Philip sat up, his brandy forgotten. He believed—prayed—Richard had more sense than to kill Sarah Hamilton. Rape, however, was a different issue. It would take just a few moments in a darkened garden to accomplish that task.

“No, Richard, don’t do it. James would kill you.”

“James? My little cousin, James?”

“Your little war hero cousin James, lauded in the dispatches for the number of Frogs he sent to their Maker.”

“You worry too much, Philip.”

“You don’t worry enough.” Philip’s mind raced. “If you want to do this, we need to find someone to do it for you.”

“I’m done with using incompetent fools.”

“Yes, but I’ve heard Dunlap is in town.”

“The New York whore trader?”

“The same. He’s competent and ruthless and you have him by the balls.”

“True.” Richard swirled his brandy around his tongue. “Still it would be very pleasant to plow a female James fancied.”

Philip leaned over and put his hand on Richard’s forearm. He couldn’t keep a note of panic from creeping into his voice.

“Please, Richard. Dunlap will get the job done at no risk to you.”

Richard stilled, staring at Philip’s hand on his arm. Philip was afraid Richard would shrug him off. It would hurt, but he had been hurt so much in the last few years, what did another wound matter?

Instead Richard’s other hand came up to rest on Philip’s.

“You really worry about me?” There was a note of vulnerability in his voice that Philip hadn’t heard in a long time. He turned his hand over to grip Richard’s.

“I do.”

Richard kept his head lowered, staring at their clasped hands. “After all I’ve done to you?”

Philip squeezed Richard’s hand. “Yes,” he said. “I love you.”

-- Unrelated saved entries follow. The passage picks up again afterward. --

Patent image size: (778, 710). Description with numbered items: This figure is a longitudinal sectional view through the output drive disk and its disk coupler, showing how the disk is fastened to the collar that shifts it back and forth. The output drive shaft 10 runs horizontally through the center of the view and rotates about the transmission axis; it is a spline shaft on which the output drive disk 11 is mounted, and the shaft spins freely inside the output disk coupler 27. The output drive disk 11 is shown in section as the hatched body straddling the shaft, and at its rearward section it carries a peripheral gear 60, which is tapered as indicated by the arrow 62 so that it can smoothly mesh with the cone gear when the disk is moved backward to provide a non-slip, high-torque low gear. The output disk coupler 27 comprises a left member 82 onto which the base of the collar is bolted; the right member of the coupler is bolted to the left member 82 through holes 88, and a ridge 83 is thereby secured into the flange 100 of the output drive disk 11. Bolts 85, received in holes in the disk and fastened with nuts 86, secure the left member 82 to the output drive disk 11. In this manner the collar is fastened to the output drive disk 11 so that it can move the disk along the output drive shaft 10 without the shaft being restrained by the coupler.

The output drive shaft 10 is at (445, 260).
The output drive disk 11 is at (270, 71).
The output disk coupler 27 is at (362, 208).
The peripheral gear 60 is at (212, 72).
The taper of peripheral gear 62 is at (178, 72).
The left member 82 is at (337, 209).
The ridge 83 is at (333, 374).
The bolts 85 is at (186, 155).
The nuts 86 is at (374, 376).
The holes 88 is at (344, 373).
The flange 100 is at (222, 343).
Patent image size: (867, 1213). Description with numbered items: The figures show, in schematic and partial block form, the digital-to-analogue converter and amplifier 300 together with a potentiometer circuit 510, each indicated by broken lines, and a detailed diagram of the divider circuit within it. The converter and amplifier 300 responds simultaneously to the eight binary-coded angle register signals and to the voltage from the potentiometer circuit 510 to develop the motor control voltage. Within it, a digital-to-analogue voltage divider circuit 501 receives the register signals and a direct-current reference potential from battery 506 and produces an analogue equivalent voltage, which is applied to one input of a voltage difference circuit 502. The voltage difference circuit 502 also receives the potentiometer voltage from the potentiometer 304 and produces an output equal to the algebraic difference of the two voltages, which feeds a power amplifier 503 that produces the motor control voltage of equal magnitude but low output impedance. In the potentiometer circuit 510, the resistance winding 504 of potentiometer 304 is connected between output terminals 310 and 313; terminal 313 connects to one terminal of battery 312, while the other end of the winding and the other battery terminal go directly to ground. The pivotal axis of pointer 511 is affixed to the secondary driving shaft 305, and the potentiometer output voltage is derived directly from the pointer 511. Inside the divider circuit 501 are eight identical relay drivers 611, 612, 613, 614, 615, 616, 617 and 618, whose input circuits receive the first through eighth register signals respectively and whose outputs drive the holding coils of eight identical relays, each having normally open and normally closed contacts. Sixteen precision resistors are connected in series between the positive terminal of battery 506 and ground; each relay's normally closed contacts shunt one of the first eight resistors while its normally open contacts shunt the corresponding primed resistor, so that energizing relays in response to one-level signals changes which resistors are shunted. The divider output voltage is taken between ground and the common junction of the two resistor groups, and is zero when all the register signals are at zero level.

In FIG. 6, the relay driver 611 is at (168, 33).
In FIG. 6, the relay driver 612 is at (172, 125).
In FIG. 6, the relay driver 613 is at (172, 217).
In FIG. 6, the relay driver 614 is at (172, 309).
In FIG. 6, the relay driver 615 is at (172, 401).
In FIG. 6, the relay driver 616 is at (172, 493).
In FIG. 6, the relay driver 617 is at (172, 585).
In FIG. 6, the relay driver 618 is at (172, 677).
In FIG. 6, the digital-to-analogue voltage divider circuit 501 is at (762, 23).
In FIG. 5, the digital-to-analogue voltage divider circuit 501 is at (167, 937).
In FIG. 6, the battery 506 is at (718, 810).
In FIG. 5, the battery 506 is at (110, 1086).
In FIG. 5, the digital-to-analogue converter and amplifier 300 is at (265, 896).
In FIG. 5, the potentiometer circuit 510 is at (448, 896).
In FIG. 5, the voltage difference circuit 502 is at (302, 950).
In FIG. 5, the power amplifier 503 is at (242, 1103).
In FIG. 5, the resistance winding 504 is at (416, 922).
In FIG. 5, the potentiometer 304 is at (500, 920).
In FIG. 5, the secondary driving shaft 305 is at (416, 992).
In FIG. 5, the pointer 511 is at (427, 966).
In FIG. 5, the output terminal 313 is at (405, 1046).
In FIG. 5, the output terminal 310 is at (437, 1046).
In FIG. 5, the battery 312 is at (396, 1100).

Richard looked up. His face was strained, his eyes bleak. “Show me, Philip. Please.”

It was the invitation that Philip had been waiting months—years—to hear. “Of course.”

 

“Richard Runyon’s here to see ye.”

“Shit!” William Dunlap leaned back from his ledger books, pushing his chestnut hair out of his eyes. “What the hell does he want?”

“Damned if I know.” Belle LaRue, the madam of this particular establishment and Dunlap’s occasional mistress, frowned. “He’s not a regular here, I can tell ye that. Came once and mauled Gilly pretty bad. Had to have the surgeon see to her.”

“That doesn’t surprise me.” The Rutting Stallion, being on the Thames, was one of Dunlap’s rougher whorehouses, but Runyon could be meaner than any seaman or docker. Dunlap sighed and stood. “I’d better see him. The sooner I find out what he wants, the sooner we’ll be rid of him. Where’d you stow him?”

“In the red parlor. Figured ye didn’t want anyone else to see him.”

“Exactly right, love.” Dunlap put an arm around Belle’s ample waist and took a kiss. He liked his women big, with wide fleshy hips, lovely soft bellies and thighs, and tits a man could lose himself in. His boys he liked young and skinny. Contrast, he thought as he opened the door to the red parlor, was the spice of life.

And Runyon was the rot. Dunlap had dealt with some pretty awful characters in his line of work, but Runyon was one of the worst. He took a moment to observe him.

Runyon stood by the window, peering out between the heavy red drapes. The weak morning light did not soften the sharp angles of his nose and cheekbones, nor warm his cold blue eyes. Runyon always had a whiff of madness about him, but Dunlap sensed he was closer to the brink since last he’d had the unpleasant occasion to be in his presence.